Expatify

Travel & Expat Lifestyle Magazine

Big cities vs small towns for expats: Pros and cons

Kuala Lumpur Skyline

While it’s true that many expats don’t really get to choose whether they live in a big city or a small town in a foreign country, many actually do have the choice. I’ve lived mostly in larger foreign cities, but I’ve also experienced smaller towns abroad, and as I’m preparing to move yet again I thought it would be worth discussing the merits of both.

As with so many of these topics, if you are fluent in the local language it becomes a different question altogether. In other words, if you are a Brit moving to New Zealand you’ll have far fewer complications than a Brit moving to Vietnam.

Advantages of big cities

1 – Employment opportunities

Many people move abroad for their retirement, and those people have the advantage of not having to find a local job. There are also so-called digital nomads, like myself, who can work anywhere there is an internet connection, but most other expats will be working in their adopted country, and the better jobs tend to be concentrated in the large cities.

2 – Far more resources

When changing countries it’s inevitable that you’ll be giving up some familiar things from home, and you are far more likely to find those things or local equivalents in larger cities. Food is one obvious example where you can find large supermarkets in most big cities, while in smaller towns you might have only a few small shops and an outdoor farmer’s market. The small town choices can seem wonderful at first, but eventually you’ll long for more variety and things from elsewhere.

3 – Bigger expat communities

Again, if you aren’t fluent in the local language, having an expat community around you to rely on can make a huge difference in your life. The larger the city the more likely it will contain a community of some kind from your home country, but it might also be very spread out, so researching this in advance is wise. On the other hand, if you find a small town with an expat community, it can be even better because it will be more concentrated and everything will be less overwhelming.

4 – Coming and going is easier

With only a few exceptions, flights from the large-city airports will be cheaper and go to more destinations than flights from smaller airports. In fact, in many cases you’ll need to fly or drive to the big airport and go from there, so the rest of the world will feel farther away. If you have to pay US$200 more or spend a full day on the road both coming and going, those trips home won’t be nearly as easy.

Advantages of small towns

1 – Everything is cheaper

It’s pretty much a universal truth around the world that the larger the city in each country, the more expensive it will be. Except for perhaps some of the Phuket beaches, Bangkok is the most expensive city in Thailand, for example. If you can work out a good lifestyle in a smaller town, it’s going to cost a lot less, which will give you more opportunities to travel or have a better lifestyle in other ways.

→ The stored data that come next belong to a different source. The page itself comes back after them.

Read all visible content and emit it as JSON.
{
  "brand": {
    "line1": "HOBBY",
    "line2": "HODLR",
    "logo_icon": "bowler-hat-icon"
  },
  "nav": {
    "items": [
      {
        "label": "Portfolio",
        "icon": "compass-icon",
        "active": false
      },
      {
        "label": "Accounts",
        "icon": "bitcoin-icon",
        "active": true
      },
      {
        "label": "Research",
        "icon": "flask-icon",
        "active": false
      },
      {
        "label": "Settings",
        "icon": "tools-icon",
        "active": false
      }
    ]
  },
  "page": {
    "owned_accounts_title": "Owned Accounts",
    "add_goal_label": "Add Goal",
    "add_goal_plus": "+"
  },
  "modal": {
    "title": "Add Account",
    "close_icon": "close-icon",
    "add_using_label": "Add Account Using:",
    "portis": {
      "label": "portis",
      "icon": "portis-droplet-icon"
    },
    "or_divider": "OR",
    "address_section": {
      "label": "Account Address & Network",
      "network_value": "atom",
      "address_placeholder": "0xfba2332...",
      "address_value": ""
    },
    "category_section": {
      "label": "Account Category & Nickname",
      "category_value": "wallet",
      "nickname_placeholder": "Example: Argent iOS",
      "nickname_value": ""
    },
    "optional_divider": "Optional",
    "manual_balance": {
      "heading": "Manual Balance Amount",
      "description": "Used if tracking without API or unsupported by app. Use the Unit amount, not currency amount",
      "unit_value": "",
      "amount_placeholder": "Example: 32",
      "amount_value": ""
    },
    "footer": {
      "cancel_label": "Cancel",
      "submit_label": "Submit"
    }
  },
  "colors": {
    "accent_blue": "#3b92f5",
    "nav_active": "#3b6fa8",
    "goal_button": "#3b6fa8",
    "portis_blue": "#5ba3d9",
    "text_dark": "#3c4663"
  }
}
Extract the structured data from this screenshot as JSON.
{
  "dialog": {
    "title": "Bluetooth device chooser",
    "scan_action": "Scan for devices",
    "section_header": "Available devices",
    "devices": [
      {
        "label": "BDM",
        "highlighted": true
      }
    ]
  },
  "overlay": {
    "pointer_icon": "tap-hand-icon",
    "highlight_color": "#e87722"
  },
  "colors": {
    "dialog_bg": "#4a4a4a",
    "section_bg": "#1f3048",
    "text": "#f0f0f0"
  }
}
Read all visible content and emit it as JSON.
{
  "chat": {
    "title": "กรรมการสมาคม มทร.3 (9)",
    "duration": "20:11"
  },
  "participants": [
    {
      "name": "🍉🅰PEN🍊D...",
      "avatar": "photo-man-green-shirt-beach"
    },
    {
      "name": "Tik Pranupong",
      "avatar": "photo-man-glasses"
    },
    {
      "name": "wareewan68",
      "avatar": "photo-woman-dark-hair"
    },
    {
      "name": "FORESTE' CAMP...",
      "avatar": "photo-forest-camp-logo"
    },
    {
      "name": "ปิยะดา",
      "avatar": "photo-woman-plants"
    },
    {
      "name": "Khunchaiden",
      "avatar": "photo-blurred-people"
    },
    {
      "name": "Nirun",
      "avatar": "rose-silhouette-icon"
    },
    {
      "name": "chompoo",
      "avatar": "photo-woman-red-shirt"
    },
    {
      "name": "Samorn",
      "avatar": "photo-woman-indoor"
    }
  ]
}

2 – It’s easier making local friends

Some people are better than others at making friends wherever they go, but I think most would agree that it’s easier to make friends in a smaller community, provided you can communicate with them. When you can walk to the local market and recognize the same faces most of the time, you’ll be recognized as well, and becoming friendly is a short step away. In large cities the people are conditioned to keep their heads down, so it will usually take more effort.

3 – A less intimidating atmosphere

The overall quality of life certainly depends on whether you are a big city person who likes nightlife and culture or someone who prefers quiet and room to breathe, but I think nearly everyone would agree that small towns are far less intimidating for foreigners. In a small coastal community in Panama, for example, people will recognize the new face and will usually offer to help, while in Panama City it will feel like everything is just flying by. This is true even if you are fluent in the language, so it’s yet another thing to consider if you are lucky enough to have a choice.